The Selfish Romance
A half-empty wine bottle sweats onto the kitchen counter in a Seoul apartment that still carries the scent of someone who left. Yumin stares at the engagement ring she pulled off her own finger three months ago, the sting of her ex-fiancé's words lodged deeper than any diamond — he admitted he did not love her, and she walked, but walking away did nothing to douse the stubborn flame still burning for him. Across the city, Hyeondo nurses his own quiet regret, a man in his thirties who ended a relationship while still tangled in the very feelings he was trying to escape.

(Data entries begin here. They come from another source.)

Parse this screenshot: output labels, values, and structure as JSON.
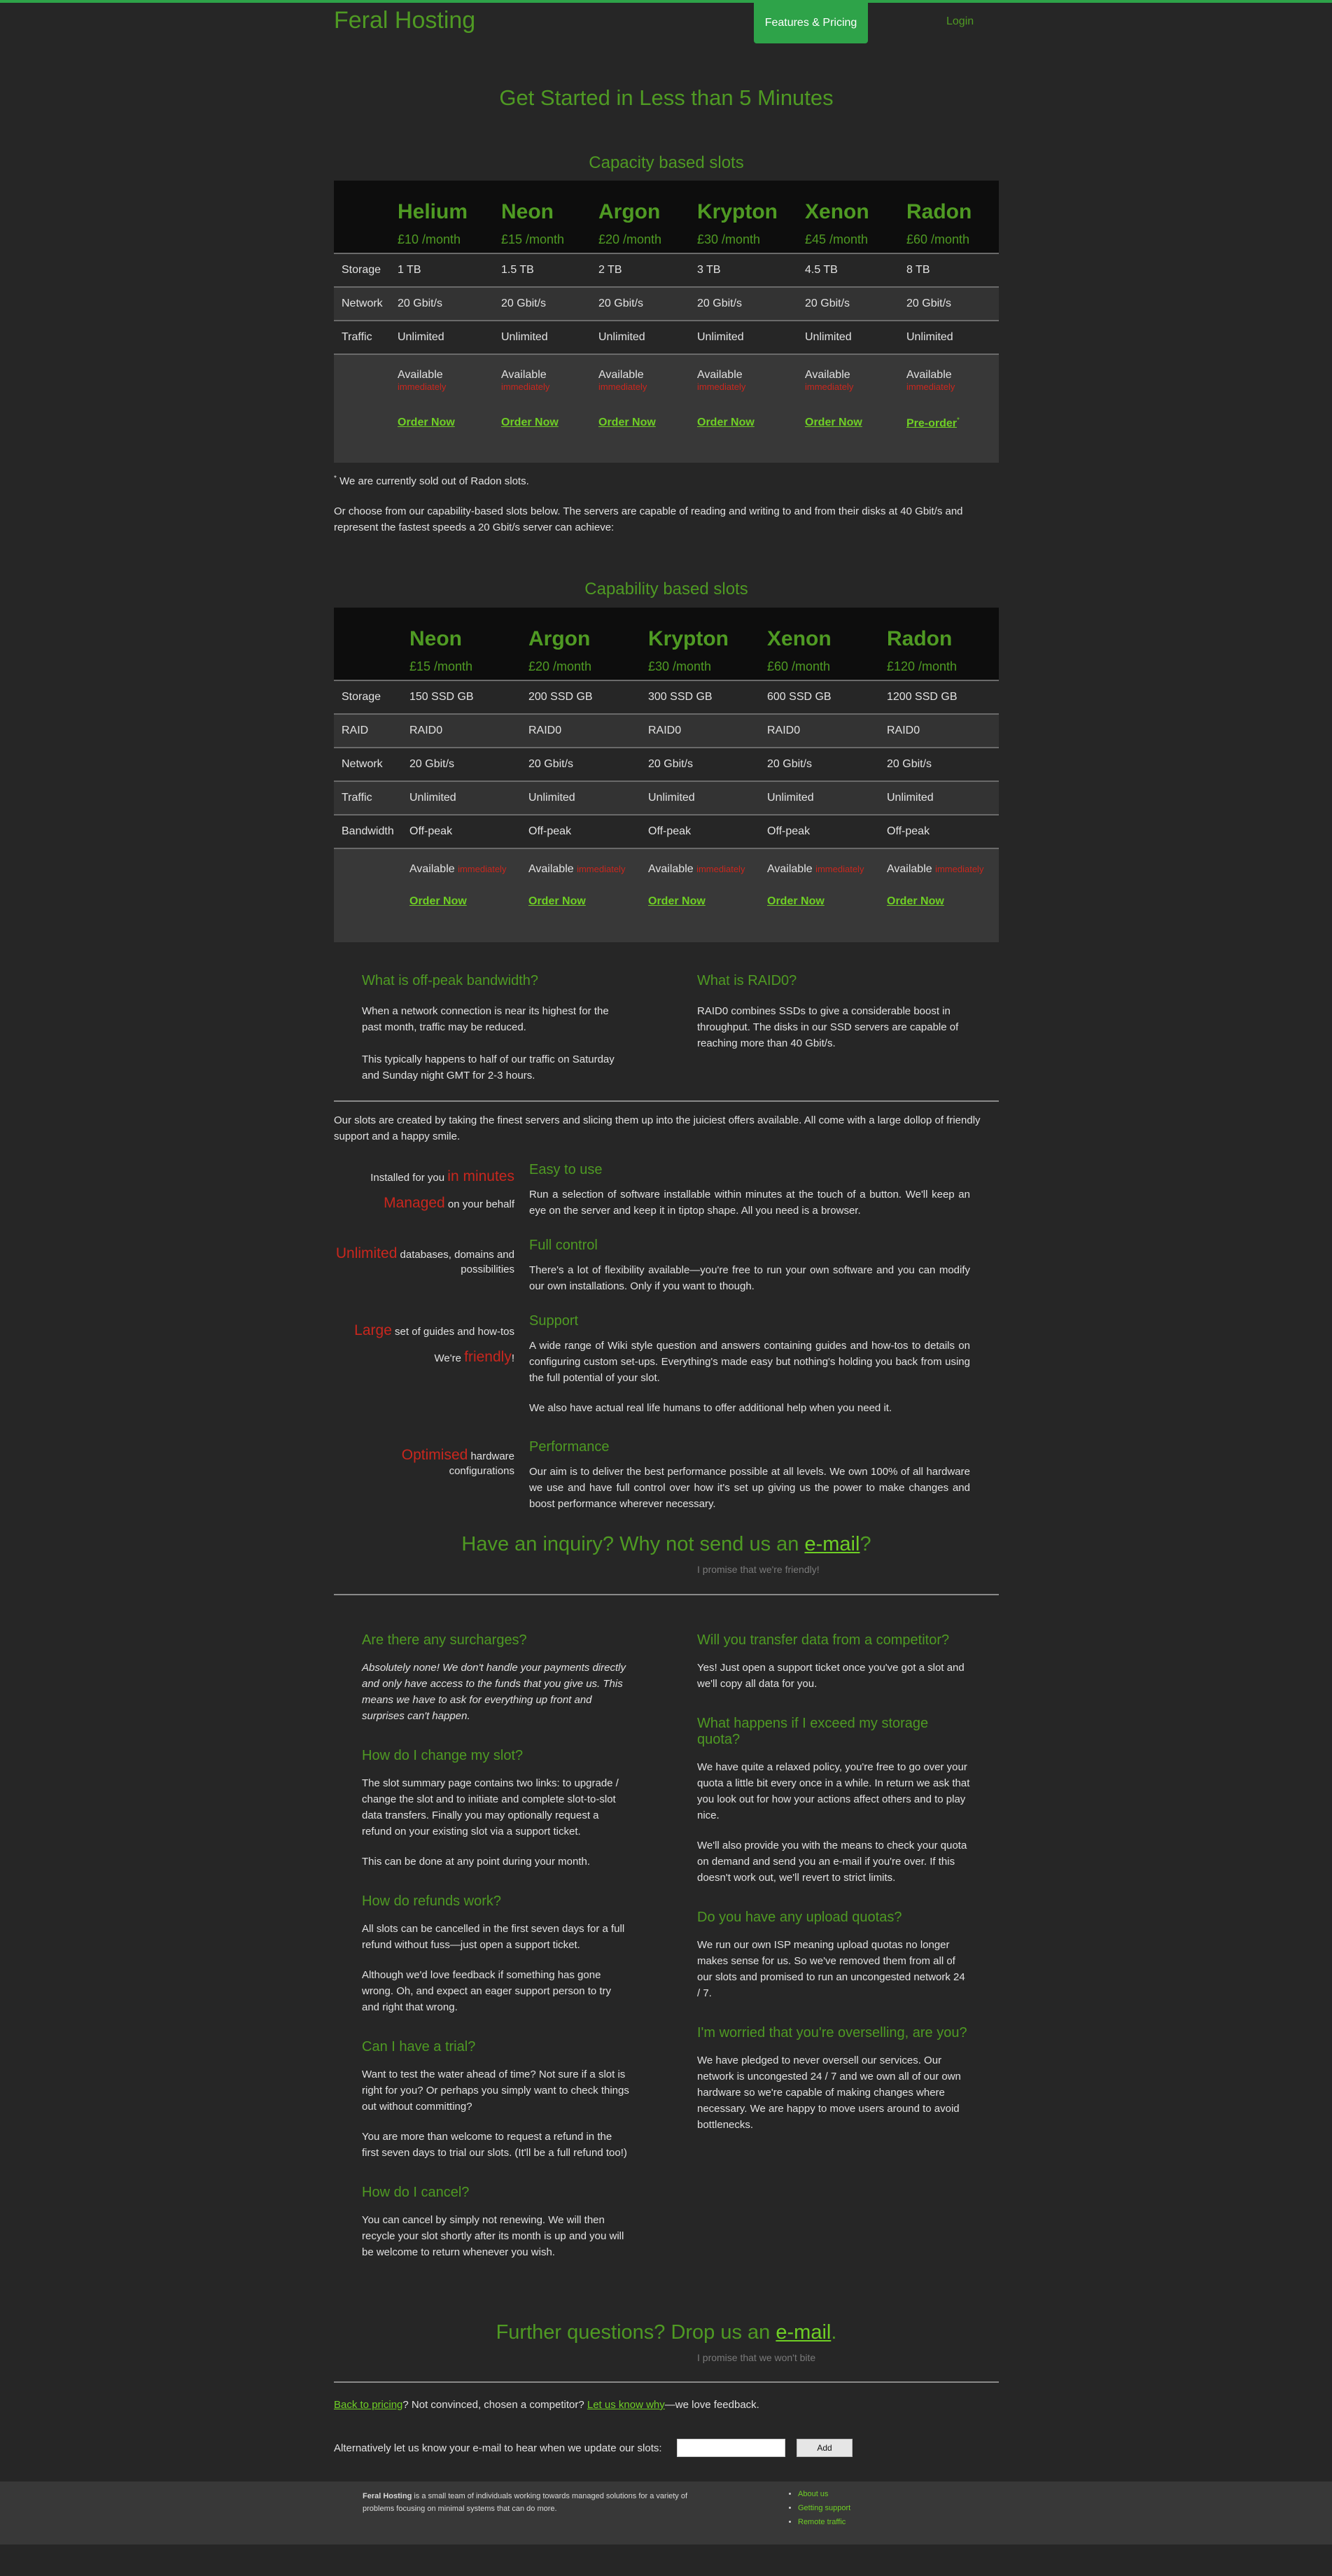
{
  "header": {
    "logo": "Feral Hosting",
    "nav": [
      {
        "label": "Features & Pricing",
        "active": true
      },
      {
        "label": "Login",
        "active": false
      }
    ],
    "accent_color": "#2ea349"
  },
  "hero_title": "Get Started in Less than 5 Minutes",
  "capacity": {
    "title": "Capacity based slots",
    "plans": [
      {
        "name": "Helium",
        "price": "£10 /month"
      },
      {
        "name": "Neon",
        "price": "£15 /month"
      },
      {
        "name": "Argon",
        "price": "£20 /month"
      },
      {
        "name": "Krypton",
        "price": "£30 /month"
      },
      {
        "name": "Xenon",
        "price": "£45 /month"
      },
      {
        "name": "Radon",
        "price": "£60 /month"
      }
    ],
    "rows": [
      {
        "label": "Storage",
        "values": [
          "1 TB",
          "1.5 TB",
          "2 TB",
          "3 TB",
          "4.5 TB",
          "8 TB"
        ]
      },
      {
        "label": "Network",
        "values": [
          "20 Gbit/s",
          "20 Gbit/s",
          "20 Gbit/s",
          "20 Gbit/s",
          "20 Gbit/s",
          "20 Gbit/s"
        ]
      },
      {
        "label": "Traffic",
        "values": [
          "Unlimited",
          "Unlimited",
          "Unlimited",
          "Unlimited",
          "Unlimited",
          "Unlimited"
        ]
      }
    ],
    "availability": "Available",
    "availability_sub": "immediately",
    "order_labels": [
      "Order Now",
      "Order Now",
      "Order Now",
      "Order Now",
      "Order Now",
      "Pre-order"
    ],
    "preorder_mark": "*",
    "footnote_mark": "*",
    "footnote": "We are currently sold out of Radon slots."
  },
  "capability_intro": "Or choose from our capability-based slots below. The servers are capable of reading and writing to and from their disks at 40 Gbit/s and represent the fastest speeds a 20 Gbit/s server can achieve:",
  "capability": {
    "title": "Capability based slots",
    "plans": [
      {
        "name": "Neon",
        "price": "£15 /month"
      },
      {
        "name": "Argon",
        "price": "£20 /month"
      },
      {
        "name": "Krypton",
        "price": "£30 /month"
      },
      {
        "name": "Xenon",
        "price": "£60 /month"
      },
      {
        "name": "Radon",
        "price": "£120 /month"
      }
    ],
    "rows": [
      {
        "label": "Storage",
        "values": [
          "150 SSD GB",
          "200 SSD GB",
          "300 SSD GB",
          "600 SSD GB",
          "1200 SSD GB"
        ]
      },
      {
        "label": "RAID",
        "values": [
          "RAID0",
          "RAID0",
          "RAID0",
          "RAID0",
          "RAID0"
        ]
      },
      {
        "label": "Network",
        "values": [
          "20 Gbit/s",
          "20 Gbit/s",
          "20 Gbit/s",
          "20 Gbit/s",
          "20 Gbit/s"
        ]
      },
      {
        "label": "Traffic",
        "values": [
          "Unlimited",
          "Unlimited",
          "Unlimited",
          "Unlimited",
          "Unlimited"
        ]
      },
      {
        "label": "Bandwidth",
        "values": [
          "Off-peak",
          "Off-peak",
          "Off-peak",
          "Off-peak",
          "Off-peak"
        ]
      }
    ],
    "availability": "Available",
    "availability_sub": "immediately",
    "order_label": "Order Now"
  },
  "explain": {
    "offpeak_title": "What is off-peak bandwidth?",
    "offpeak_p1": "When a network connection is near its highest for the past month, traffic may be reduced.",
    "offpeak_p2": "This typically happens to half of our traffic on Saturday and Sunday night GMT for 2-3 hours.",
    "raid_title": "What is RAID0?",
    "raid_p1": "RAID0 combines SSDs to give a considerable boost in throughput. The disks in our SSD servers are capable of reaching more than 40 Gbit/s."
  },
  "slots_intro": "Our slots are created by taking the finest servers and slicing them up into the juiciest offers available. All come with a large dollop of friendly support and a happy smile.",
  "taglines": {
    "installed_pre": "Installed for you ",
    "installed_hl": "in minutes",
    "managed_hl": "Managed",
    "managed_post": " on your behalf",
    "unlimited_hl": "Unlimited",
    "unlimited_post": " databases, domains and possibilities",
    "large_hl": "Large",
    "large_post": " set of guides and how-tos",
    "friendly_pre": "We're ",
    "friendly_hl": "friendly",
    "friendly_post": "!",
    "optimised_hl": "Optimised",
    "optimised_post": " hardware configurations"
  },
  "features": [
    {
      "title": "Easy to use",
      "paras": [
        "Run a selection of software installable within minutes at the touch of a button. We'll keep an eye on the server and keep it in tiptop shape. All you need is a browser."
      ]
    },
    {
      "title": "Full control",
      "paras": [
        "There's a lot of flexibility available—you're free to run your own software and you can modify our own installations. Only if you want to though."
      ]
    },
    {
      "title": "Support",
      "paras": [
        "A wide range of Wiki style question and answers containing guides and how-tos to details on configuring custom set-ups. Everything's made easy but nothing's holding you back from using the full potential of your slot.",
        "We also have actual real life humans to offer additional help when you need it."
      ]
    },
    {
      "title": "Performance",
      "paras": [
        "Our aim is to deliver the best performance possible at all levels. We own 100% of all hardware we use and have full control over how it's set up giving us the power to make changes and boost performance wherever necessary."
      ]
    }
  ],
  "inquiry": {
    "pre": "Have an inquiry? Why not send us an ",
    "link": "e-mail",
    "post": "?",
    "promise": "I promise that we're friendly!"
  },
  "faq_left": [
    {
      "q": "Are there any surcharges?",
      "a": [
        "Absolutely none! We don't handle your payments directly and only have access to the funds that you give us. This means we have to ask for everything up front and surprises can't happen."
      ]
    },
    {
      "q": "How do I change my slot?",
      "a": [
        "The slot summary page contains two links: to upgrade / change the slot and to initiate and complete slot-to-slot data transfers. Finally you may optionally request a refund on your existing slot via a support ticket.",
        "This can be done at any point during your month."
      ]
    },
    {
      "q": "How do refunds work?",
      "a": [
        "All slots can be cancelled in the first seven days for a full refund without fuss—just open a support ticket.",
        "Although we'd love feedback if something has gone wrong. Oh, and expect an eager support person to try and right that wrong."
      ]
    },
    {
      "q": "Can I have a trial?",
      "a": [
        "Want to test the water ahead of time? Not sure if a slot is right for you? Or perhaps you simply want to check things out without committing?",
        "You are more than welcome to request a refund in the first seven days to trial our slots. (It'll be a full refund too!)"
      ]
    },
    {
      "q": "How do I cancel?",
      "a": [
        "You can cancel by simply not renewing. We will then recycle your slot shortly after its month is up and you will be welcome to return whenever you wish."
      ]
    }
  ],
  "faq_right": [
    {
      "q": "Will you transfer data from a competitor?",
      "a": [
        "Yes! Just open a support ticket once you've got a slot and we'll copy all data for you."
      ]
    },
    {
      "q": "What happens if I exceed my storage quota?",
      "a": [
        "We have quite a relaxed policy, you're free to go over your quota a little bit every once in a while. In return we ask that you look out for how your actions affect others and to play nice.",
        "We'll also provide you with the means to check your quota on demand and send you an e-mail if you're over. If this doesn't work out, we'll revert to strict limits."
      ]
    },
    {
      "q": "Do you have any upload quotas?",
      "a": [
        "We run our own ISP meaning upload quotas no longer makes sense for us. So we've removed them from all of our slots and promised to run an uncongested network 24 / 7."
      ]
    },
    {
      "q": "I'm worried that you're overselling, are you?",
      "a": [
        "We have pledged to never oversell our services. Our network is uncongested 24 / 7 and we own all of our own hardware so we're capable of making changes where necessary. We are happy to move users around to avoid bottlenecks."
      ]
    }
  ],
  "further": {
    "pre": "Further questions? Drop us an ",
    "link": "e-mail",
    "post": ".",
    "promise": "I promise that we won't bite"
  },
  "back_line": {
    "link1": "Back to pricing",
    "mid": "? Not convinced, chosen a competitor? ",
    "link2": "Let us know why",
    "post": "—we love feedback."
  },
  "notify": {
    "label": "Alternatively let us know your e-mail to hear when we update our slots:",
    "placeholder": "",
    "button": "Add"
  },
  "footer": {
    "brand": "Feral Hosting",
    "text": " is a small team of individuals working towards managed solutions for a variety of problems focusing on minimal systems that can do more.",
    "links": [
      "About us",
      "Getting support",
      "Remote traffic"
    ]
  }
}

They meet not through fate but through a proposition so transparent it almost makes them laugh. If each of them wants an old flame back, why not strike a match together? The scheme is simple: pretend to date, parade the new romance in front of the exes, and wait for jealousy to reel in what pride let slip away. The pact is sealed with coffee cups and ironic toasts — two selfish people using each other to claw backward into the past. But staged hand-holding soon outlasts the audience it was meant for, and private late-night calls begin to stray dangerously far from the script. When genuine heat flickers through the performance, the real question becomes one neither of them drafted into the plan: what if the partner they actually want is already sitting across the table?
Also known as: 이기적 연애론, Igijeok Yeonaeron, Selfish Love Theory.